Upside Down Writing Strategies

One of the best writing strategies is to write a lot of bad stuff. Yes, the more bad stuff we write, the better. If that sounds counterintuitive, it is. Here’s how it works.

One reason Beethoven and Picasso produced so many great works was that they produced a lot of ordinary, unknown works. We might know a couple of Beethoven’s nine symphonies, the last of his five piano concertos, his one violin concerto, maybe his opera Fidelio, and probably “Für Elise.” But in his 45-year career, he wrote at least 722 pieces.

He produced twenty variations for piano, dozens of sonatas for piano, for violin, and for cello, chamber music including sixteen string quartets, and more. Yet only a few are in the standard canon of often-played pieces; only a few are considered masterpieces.
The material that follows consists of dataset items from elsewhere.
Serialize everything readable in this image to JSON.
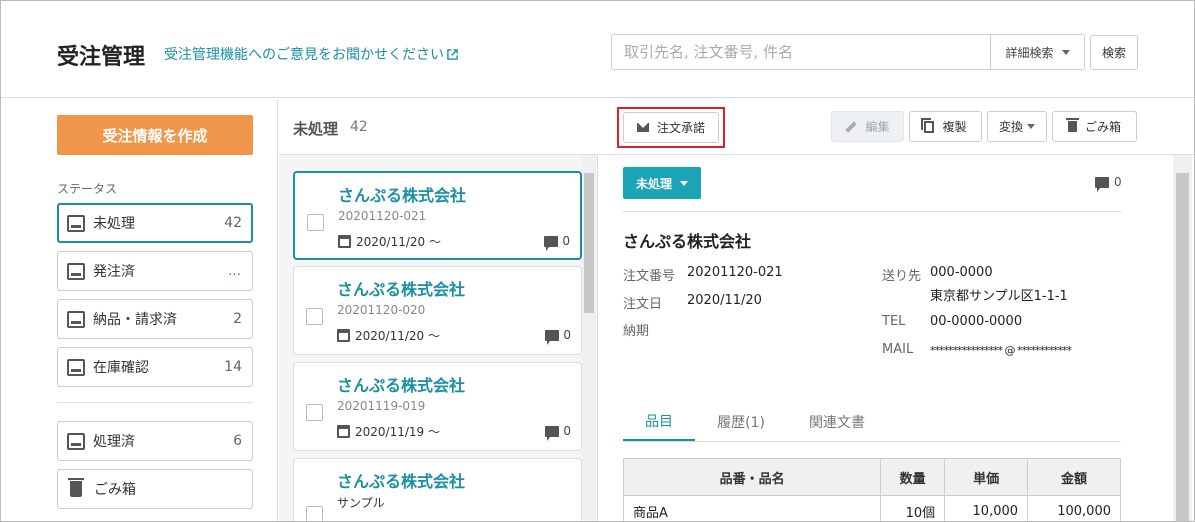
{
  "header": {
    "title": "受注管理",
    "feedback_link": "受注管理機能へのご意見をお聞かせください",
    "search_placeholder": "取引先名, 注文番号, 件名",
    "advanced_search": "詳細検索",
    "search_button": "検索"
  },
  "sidebar": {
    "create_button": "受注情報を作成",
    "status_heading": "ステータス",
    "items": [
      {
        "label": "未処理",
        "count": "42"
      },
      {
        "label": "発注済",
        "count": "…"
      },
      {
        "label": "納品・請求済",
        "count": "2"
      },
      {
        "label": "在庫確認",
        "count": "14"
      },
      {
        "label": "処理済",
        "count": "6"
      },
      {
        "label": "ごみ箱",
        "count": ""
      }
    ]
  },
  "list": {
    "title": "未処理",
    "count": "42",
    "cards": [
      {
        "company": "さんぷる株式会社",
        "number": "20201120-021",
        "date": "2020/11/20 〜",
        "comments": "0"
      },
      {
        "company": "さんぷる株式会社",
        "number": "20201120-020",
        "date": "2020/11/20 〜",
        "comments": "0"
      },
      {
        "company": "さんぷる株式会社",
        "number": "20201119-019",
        "date": "2020/11/19 〜",
        "comments": "0"
      },
      {
        "company": "さんぷる株式会社",
        "number": "サンプル",
        "date": "",
        "comments": ""
      }
    ]
  },
  "toolbar": {
    "approve": "注文承諾",
    "edit": "編集",
    "copy": "複製",
    "convert": "変換",
    "trash": "ごみ箱"
  },
  "detail": {
    "status": "未処理",
    "comments": "0",
    "company": "さんぷる株式会社",
    "order_no_label": "注文番号",
    "order_no": "20201120-021",
    "order_date_label": "注文日",
    "order_date": "2020/11/20",
    "due_label": "納期",
    "ship_label": "送り先",
    "postal": "000-0000",
    "address": "東京都サンプル区1-1-1",
    "tel_label": "TEL",
    "tel": "00-0000-0000",
    "mail_label": "MAIL",
    "mail": "**************** @ ************"
  },
  "tabs": [
    "品目",
    "履歴(1)",
    "関連文書"
  ],
  "table": {
    "headers": [
      "品番・品名",
      "数量",
      "単価",
      "金額"
    ],
    "rows": [
      [
        "商品A",
        "10個",
        "10,000",
        "100,000"
      ]
    ]
  },
  "colors": {
    "accent": "#1a8fa6",
    "create_button": "#f0964a",
    "highlight": "#e02020",
    "status_chip": "#1ba3b8"
  }
}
We know Picasso as the twentieth-century artistic genius who created Guernica, the sculpture in Chicago’s Daley Plaza, and stunning abstract portraits. But he produced “more than 1,800 painting, 1,200 sculptures, 2,800 ceramics, 12,000 drawings as well as prints, rugs and tapestries—only a fraction of which ever garnered acclaim.”*

We know creative geniuses for their few great works. What we don’t know is that in general they simply outproduced their peers. Creating so much increased their odds that a few would be landmark creations.

We shouldn’t be afraid to create junk or to write something that’s ordinary. For thirteen years I have been blogging at Andy Unedited. In that time I have produced over six hundred posts. I do my best but most of them are just OK. A few, I think, are very good Yet I wouldn’t have written any good ones if I didn’t have the discipline of trying to produce something every week, including the commonplace ones.

A second upside down writing strategy is to do stuff besides write. Studies have shown that scientists are twelve times more likely to win a Nobel price if they write poetry, plays, novels or other works, than if they don’t. And twenty-two times more likely if they perform as an amateur actor, dancer, or magician.** To be more creative with our writing we should branch out.

If you write mystery novels, experiment with poetry. If history is your field, try literary fiction. Take up a musical instrument, go to museums, do some painting, throw clay pots, immerse yourself in Japanese culture. As I say in chapter 11 of Write Better, when we have a wider range of new experiences and ideas that we are exposed to, the more we will make interesting connections that can inspire our writing.

A third strategy: Don’t start at the beginning. If you are writing a book, don’t start with the first chapter, start with the easiest chapter—the one you’ve thought about a lot already.

If you are writing a chapter or an article, don’t begin with the first paragraph. Start with the easiest thing for you to write, whatever comes to your mind. It doesn’t have to be great or even good. It just has to be there. You can (and should) always revise later.

I emphasize this strategy with writers because it is the one piece of writing advice that I give to myself most often. Every time I sit down to write, I pause. and tell myself, don’t worry about where to start. Just start . . . anywhere, with any related or semi-related idea or story, whether good or bad. Just start.

What writing strategies have you found helpful?

*Adam Grant, Originals, p. 36.
**Adam Grant, Originals, p. 47.

Credits: Daley Plaza (; Guernica (Pixabay, Almudena Sanz Tabernero)

Author: Andy Le Peau

I've been an editor and writer for over forty years. I am passionate about ideas and how we can express them clearly, beautifully, and persuasively. I love reading good books, talking about them, and recommending them. I thoroughly enjoy my family who help me continue on the path of a lifelong learner.

2 thoughts on “Upside Down Writing Strategies”

  1. I really enjoyed this post, thank you! I have started to read your book Write Better. I loved the first chapter where you give some intriguing examples on how to find an opening. Now I have just finished the fourth chapter and I had some difficulties understanding “red herring”, but the www is wonderful and I think I have a grasp of what it means now. My writing strategy depends on what I am writing: devotional : I ask God for a word or a Bible refernce, fiction: I start writing without a plan, I place myself before the computer, put the timer on and write.

    1. Interesting you should mention “red herring.” One of the readers of my first draft thought many people wouldn’t know what that figure of speech meant, so in the book I added the definition (“avoiding or sidelining the central issue”). Perhaps I could have added some examples in a footnote for greater clarity. A red herring can be a misleading clue in a mystery novel, or it can be used in argumentation to distract from the main topic–like a politician not really answering a reporter’s question about failing to keep a campaign promise by instead talking about what they did accomplish. You probably learned on the www that its origin comes from using salted herring to send dogs off the scent. On writing strategies, yes, I think you are right that we need different ones for different types of writing.